Farewell, Harto, from your friends at News. News Limited is a company of the future. So with CEO John Hartigan heading for the door, the company is passing around the farewell card — online. Group editorial director Campbell Reid dispatched this email to staff yesterday:

From: “Corporate Affairs”
Date: 16 November 2011 3:24:57 PM AEDT
To: “Group-DL-News Ltd Staff”
Subject: Harto’s Farewell

John Hartigan’s last day after 41 years at News is on November 30.

We have set up an electronic farewell card so that any member of staff can include their name on the card, and include a message as well if you have one.

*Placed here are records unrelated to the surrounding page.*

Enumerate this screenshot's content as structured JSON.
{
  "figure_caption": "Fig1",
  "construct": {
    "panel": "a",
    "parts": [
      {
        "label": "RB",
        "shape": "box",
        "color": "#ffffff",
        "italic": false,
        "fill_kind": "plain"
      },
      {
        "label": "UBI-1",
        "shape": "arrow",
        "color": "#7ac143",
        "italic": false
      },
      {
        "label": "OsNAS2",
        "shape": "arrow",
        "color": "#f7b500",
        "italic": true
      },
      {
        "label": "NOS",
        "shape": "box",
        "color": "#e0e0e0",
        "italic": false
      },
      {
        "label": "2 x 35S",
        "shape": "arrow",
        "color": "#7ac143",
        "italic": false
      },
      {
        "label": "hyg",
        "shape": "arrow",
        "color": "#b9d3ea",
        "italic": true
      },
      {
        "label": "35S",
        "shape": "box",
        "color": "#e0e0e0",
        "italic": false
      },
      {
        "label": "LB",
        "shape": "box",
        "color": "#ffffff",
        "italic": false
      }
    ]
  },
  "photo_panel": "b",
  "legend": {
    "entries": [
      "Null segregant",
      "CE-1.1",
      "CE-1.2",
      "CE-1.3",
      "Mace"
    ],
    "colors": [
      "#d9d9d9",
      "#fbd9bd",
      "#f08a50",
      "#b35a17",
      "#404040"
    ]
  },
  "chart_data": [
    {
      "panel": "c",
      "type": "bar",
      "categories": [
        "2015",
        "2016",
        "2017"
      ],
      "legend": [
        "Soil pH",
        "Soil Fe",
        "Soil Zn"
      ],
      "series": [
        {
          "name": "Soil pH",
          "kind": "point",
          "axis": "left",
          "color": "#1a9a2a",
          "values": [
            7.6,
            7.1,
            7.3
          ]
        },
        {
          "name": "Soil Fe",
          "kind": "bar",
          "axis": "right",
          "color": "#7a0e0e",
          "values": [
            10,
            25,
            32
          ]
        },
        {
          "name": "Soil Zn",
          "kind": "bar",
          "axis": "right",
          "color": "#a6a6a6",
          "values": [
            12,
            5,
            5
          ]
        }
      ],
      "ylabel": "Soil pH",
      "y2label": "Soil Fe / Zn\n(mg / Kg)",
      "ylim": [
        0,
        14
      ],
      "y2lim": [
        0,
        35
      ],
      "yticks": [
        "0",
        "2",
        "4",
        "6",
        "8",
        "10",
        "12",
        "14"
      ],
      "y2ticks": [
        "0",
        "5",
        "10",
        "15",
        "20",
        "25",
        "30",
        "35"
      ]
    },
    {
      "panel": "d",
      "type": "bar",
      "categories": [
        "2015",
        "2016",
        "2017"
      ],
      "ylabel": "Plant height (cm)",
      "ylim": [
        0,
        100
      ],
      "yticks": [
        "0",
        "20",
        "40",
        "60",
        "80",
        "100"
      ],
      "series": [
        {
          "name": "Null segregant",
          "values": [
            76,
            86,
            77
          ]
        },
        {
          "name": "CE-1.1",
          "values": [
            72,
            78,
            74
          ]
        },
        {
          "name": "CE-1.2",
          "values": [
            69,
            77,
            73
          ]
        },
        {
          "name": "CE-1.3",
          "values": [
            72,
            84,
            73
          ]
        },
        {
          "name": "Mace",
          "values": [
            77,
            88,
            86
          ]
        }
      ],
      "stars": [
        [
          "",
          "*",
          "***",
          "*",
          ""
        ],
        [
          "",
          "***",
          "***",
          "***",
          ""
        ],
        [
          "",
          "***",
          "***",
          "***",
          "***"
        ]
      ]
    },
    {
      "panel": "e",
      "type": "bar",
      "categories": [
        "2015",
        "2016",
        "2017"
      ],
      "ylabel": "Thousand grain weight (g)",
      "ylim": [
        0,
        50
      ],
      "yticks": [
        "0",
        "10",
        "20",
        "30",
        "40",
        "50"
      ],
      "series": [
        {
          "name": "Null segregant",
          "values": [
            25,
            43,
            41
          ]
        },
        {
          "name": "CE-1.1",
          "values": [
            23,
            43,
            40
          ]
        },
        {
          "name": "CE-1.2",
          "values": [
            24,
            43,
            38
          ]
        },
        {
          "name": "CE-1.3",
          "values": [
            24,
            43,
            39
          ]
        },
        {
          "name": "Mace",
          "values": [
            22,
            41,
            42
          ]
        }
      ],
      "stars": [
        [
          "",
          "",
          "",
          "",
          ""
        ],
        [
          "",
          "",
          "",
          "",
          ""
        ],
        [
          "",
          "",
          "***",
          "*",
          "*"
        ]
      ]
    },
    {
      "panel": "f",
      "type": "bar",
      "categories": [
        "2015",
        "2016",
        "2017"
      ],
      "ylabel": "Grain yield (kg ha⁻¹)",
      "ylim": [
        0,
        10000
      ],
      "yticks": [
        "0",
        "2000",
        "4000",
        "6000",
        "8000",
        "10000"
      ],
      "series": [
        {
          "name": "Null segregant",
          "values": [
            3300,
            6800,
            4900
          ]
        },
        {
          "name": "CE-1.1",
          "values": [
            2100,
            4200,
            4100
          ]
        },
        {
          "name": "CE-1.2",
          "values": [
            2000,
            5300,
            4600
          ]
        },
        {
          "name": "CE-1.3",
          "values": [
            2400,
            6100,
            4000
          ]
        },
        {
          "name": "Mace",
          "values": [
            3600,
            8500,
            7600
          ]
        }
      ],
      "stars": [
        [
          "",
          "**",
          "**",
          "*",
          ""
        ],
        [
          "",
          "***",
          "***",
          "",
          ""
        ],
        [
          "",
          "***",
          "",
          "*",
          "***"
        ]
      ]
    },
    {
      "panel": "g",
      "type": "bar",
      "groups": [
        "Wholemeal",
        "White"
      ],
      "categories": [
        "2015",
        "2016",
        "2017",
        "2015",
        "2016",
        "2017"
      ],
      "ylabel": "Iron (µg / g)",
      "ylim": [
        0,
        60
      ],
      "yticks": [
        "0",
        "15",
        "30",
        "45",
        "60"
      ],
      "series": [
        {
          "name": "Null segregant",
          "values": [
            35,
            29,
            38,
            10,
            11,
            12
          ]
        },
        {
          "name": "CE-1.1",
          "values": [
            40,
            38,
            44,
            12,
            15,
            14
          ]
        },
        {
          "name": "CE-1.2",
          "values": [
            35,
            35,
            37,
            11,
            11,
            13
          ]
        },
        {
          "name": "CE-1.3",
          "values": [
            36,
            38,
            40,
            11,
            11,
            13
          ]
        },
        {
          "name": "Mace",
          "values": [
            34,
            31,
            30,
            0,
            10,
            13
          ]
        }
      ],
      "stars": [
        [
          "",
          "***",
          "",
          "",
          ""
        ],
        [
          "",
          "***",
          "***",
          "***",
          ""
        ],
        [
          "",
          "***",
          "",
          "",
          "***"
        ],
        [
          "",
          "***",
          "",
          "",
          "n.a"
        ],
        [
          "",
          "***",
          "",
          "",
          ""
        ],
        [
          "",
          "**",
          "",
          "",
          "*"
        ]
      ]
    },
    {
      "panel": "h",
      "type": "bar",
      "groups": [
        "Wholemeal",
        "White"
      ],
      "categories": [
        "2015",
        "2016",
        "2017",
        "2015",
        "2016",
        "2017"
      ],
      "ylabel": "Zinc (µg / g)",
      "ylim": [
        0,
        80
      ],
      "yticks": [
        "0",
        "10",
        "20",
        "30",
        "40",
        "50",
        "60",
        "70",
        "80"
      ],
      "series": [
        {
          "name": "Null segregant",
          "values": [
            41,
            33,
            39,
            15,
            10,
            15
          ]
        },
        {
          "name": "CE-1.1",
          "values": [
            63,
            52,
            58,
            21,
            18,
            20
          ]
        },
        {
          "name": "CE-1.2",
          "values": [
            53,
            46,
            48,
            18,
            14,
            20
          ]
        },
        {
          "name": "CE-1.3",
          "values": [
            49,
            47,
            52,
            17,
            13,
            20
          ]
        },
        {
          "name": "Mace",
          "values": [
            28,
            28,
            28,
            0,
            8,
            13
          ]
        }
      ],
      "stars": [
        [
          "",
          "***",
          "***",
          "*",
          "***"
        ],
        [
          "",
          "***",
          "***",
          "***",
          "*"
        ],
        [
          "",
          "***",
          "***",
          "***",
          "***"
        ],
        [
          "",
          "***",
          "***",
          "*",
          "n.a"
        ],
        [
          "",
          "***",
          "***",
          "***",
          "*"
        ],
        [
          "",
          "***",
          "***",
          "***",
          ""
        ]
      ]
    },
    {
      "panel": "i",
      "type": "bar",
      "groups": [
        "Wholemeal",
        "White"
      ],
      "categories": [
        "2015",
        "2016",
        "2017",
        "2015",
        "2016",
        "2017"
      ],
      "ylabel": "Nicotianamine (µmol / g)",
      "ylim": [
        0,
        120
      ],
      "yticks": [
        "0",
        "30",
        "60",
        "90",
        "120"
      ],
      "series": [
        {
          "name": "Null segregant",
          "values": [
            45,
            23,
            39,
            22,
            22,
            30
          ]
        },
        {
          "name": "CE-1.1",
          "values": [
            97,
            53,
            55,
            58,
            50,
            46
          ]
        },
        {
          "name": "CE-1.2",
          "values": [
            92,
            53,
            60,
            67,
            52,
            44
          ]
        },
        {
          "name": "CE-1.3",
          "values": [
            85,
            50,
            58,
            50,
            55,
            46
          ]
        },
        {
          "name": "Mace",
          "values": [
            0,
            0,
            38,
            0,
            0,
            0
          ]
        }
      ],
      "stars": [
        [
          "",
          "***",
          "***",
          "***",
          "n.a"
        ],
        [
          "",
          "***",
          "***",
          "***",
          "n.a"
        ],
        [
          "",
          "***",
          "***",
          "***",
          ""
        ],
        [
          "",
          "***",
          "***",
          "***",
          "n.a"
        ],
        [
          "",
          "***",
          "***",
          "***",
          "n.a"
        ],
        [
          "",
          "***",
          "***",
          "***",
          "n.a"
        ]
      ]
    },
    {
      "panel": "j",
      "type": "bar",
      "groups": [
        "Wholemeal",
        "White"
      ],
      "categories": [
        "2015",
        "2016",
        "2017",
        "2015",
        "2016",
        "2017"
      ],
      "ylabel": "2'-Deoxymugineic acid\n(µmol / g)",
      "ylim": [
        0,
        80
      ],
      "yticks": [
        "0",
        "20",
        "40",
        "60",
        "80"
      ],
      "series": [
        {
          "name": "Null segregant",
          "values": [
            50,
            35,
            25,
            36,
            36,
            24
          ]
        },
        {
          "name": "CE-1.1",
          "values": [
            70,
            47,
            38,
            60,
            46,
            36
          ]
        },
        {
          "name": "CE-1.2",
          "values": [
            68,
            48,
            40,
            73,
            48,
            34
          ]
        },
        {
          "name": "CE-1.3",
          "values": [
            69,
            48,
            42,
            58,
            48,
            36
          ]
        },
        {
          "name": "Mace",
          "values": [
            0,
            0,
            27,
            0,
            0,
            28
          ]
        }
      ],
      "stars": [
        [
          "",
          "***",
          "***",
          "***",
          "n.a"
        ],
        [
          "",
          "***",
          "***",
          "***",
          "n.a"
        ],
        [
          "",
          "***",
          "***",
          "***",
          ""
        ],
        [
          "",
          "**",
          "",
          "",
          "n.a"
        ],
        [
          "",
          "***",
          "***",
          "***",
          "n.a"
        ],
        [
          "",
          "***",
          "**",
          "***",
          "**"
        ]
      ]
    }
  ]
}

To include your name or message follow this link to the NewsSpace website: XXXX

You have until 5pm Friday, 25 November.

For every name that’s included, News will donate $1 to indigenous reconciliation projects in John’s name.

No, we’re not giving you the website address. We know what you people are like. And we wonder whether the $1 donation applies if the message is less than complimentary. You’ve got until Friday week to leave your fond farewells, News staff.

Where Obama went to school. Until this morning the details of Barack Obama’s Canberra school visit was a secret guarded by his extensive security detail and a few local insiders. But Campbell High students and parents had been speculating that their school was the chosen one for the visit after school authorities spent yesterday cleaning up the front of the building. They were right.

Bligh picks Obama over members. Meanwhile, Queensland premier Anna Bligh was in Canberra last night dining with the US president. But we’re told she had to stand up ALP members to do it, cancelling a dinner with 100 of the faithful. Says our spy: “Anna Bligh is addressing the problem of haemorrhaging party membership in a rather idiosyncratic way.”

Former minister takes to the bus. A Crikey reader in Sydney reports:

“This afternoon I caught the M30 bus from the intersection of Campbell and George streets in Sydney. As I validated my ticket I looked across to a row of seats allocated for the disabled, elderly and pregnant. Reclining languidly across two of the three seats in the row was former defence minister Robert Hill. He must dislike being recognised because he broke eye contact and looked out the window. The rest of the bus trip was entirely peaceful for the former minister. He may even have been entertained by the woman who boarded the bus at Railway Square with a Maltese terrier in a pram. She sat in the very first seat while the pram and her sleeping puppy mostly blocked the path of passengers trying to enter the bus. He must have had an engagement at the University of Sydney because he and his two travel cases hopped off on City Road near International House. Is the Comcar in for a service?”

More moves in ABC Adelaide radio. ABC Local Radio managers have several key slots to fill in Sydney, Melbourne and Adelaide. And apparently there are rumblings within the city of churches media that breakfast co-host Matthew Abraham (he shares the slot with David Bevan) may not be around next year.

Milk duds supermarket consumers. More on milk-gate, after one Crikey reader complained yesterday the taste of generic moo juice had changed. It seems they weren’t alone: “My daughter was having ongoing tummy trouble and we finally traced it to the ‘home brand’ Woollies milk. She swapped to Dairy Farmers and all was fine. The rest of us also noticed that it tasted better. It looks like you do get what you pay for.”

Telstra fail on the phone. A disgruntled Telstra customer writes:

“The task late yesterday morning: finding out from Telstra the size and cost of a dongle by ringing the telco for assistance, rather than schlepping to the nearest Telstra shop, which is kilometres away. So a call is made, an Asian (Indian?) sounding woman answers, I ask about a dongle, get asked, “why not go to a Telstra shop?”. Point out that I will, but was researching. The voice insists, wants to know where I live. I name a suburb in Sydney’s inner east. Sounds of typing. I say, all I want to know is cost and capacity. The voice returns to apologise that she can’t help because ‘all our systems are down.’ Everything, access to the Telstra system, the internet. So much for technology and cheap call centres.”